Мы возвратились в наш флигель уже без стихов и песен… Дорогою всех говорливее был Астрабатов, всех молчаливее Наденька и Лидия Ивановна.
У порога флигеля нас встретил Веретенников.
– Что, душа моя, – сказал ему Астрабатов, – ты так вдруг как будто в воду канул, а об тебе там все эти княгини и графини очень беспокоились. Они узнали, что ты с нами, и всё говорили: да где же это мусье Веретенников? Подавайте нам мусье Веретенникова!
Астрабатов погрозил ему пальцем.
– Ты, канашка, знаешь, видно, где раки-то зимуют. Тебе подавай все эдаких в амбре, да в валансьенских кружевах!

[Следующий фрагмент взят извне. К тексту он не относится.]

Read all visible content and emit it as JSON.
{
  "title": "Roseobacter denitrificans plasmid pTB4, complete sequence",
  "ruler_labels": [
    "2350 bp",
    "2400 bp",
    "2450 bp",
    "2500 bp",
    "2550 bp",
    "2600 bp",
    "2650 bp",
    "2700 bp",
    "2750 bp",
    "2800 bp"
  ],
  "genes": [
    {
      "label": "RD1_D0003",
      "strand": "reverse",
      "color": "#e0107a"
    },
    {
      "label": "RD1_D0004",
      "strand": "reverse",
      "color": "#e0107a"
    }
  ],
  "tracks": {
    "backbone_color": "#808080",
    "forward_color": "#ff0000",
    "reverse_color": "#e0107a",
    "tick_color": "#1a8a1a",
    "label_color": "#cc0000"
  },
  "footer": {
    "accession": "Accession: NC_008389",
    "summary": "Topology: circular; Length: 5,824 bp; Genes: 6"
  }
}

Веретенников поправил свои воротнички, приподнял голову, взглянул на Астрабатова и пробормотал сквозь зубы:
– Это остроумие, что ли? И потом обратился ко мне:
– А вы слышали, что Щелкалов уехал? говорят, графиня Софья Александровна увезла его с собою.
– Это, я думаю, не совсем деликатно со стороны его, – заметил я.
В самом деле, минут через пять управляющий явился к Лидии Ивановне и объявил ей, что «барон приказали-де очень извиниться перед всеми, что они должны были уехать с их сиятельством графиней Софьей Александровной и что они, дескать, просят г.
Веретенникова вместо них распорядиться танцами и всем».
– M-r Веретенников, вы слышали? – сказала Лидия Ивановна с иронической улыбкой, – извольте же исполнить поручение барона. Примите на себя все распоряжения. Верно, уж встретилось какое-нибудь очень непредвиденное обстоятельство, что барон так неожиданно оставил нас.
Лидия Ивановна в высшей степени была оскорблена поступком Щелкалова и едва могла скрывать это; Иван Алексеич пришел от того также в немалое замешательство, тем более, что все приставали к нему с бароном.
– Я, господа, – говорил он, – не отвечаю ни за кого, кроме самого себя. Что мне такое барон? Я всегда знал, что он пустой человек и, как все светские люди, рассеянный; он не может отвечать за себя; но все-таки он имеет свои достоинства.
Притом, что ни говорите, он очень умен, господа!
И Иван Алексеич значительно покачал головою.
Начались танцы, но они шли как-то вяло. Веретенников не умел или не хотел дирижировать ими. Он важно расхаживал по зале, поправляя свои воротнички и по временам взглядывая на себя в зеркало. На бедную Наденьку жалко было смотреть – она усиливалась казаться веселою и беспрестанно изменяла себе. Ее волнение и расстройство бросались всем в глаза. Только две пары веселились от души и танцевали с жаром – влюбленный молодой человек с бойкой барышней, для которой он, казалось, уже совершенно забыл Наденьку, и Аменаида Александровна с Астрабатовым, который, танцуя, выделывал различные штуки: поводил плечами и глазами, делал удивительные антраша, прижимал руку своей дамы к своему сердцу и даже становился перед нею на колени.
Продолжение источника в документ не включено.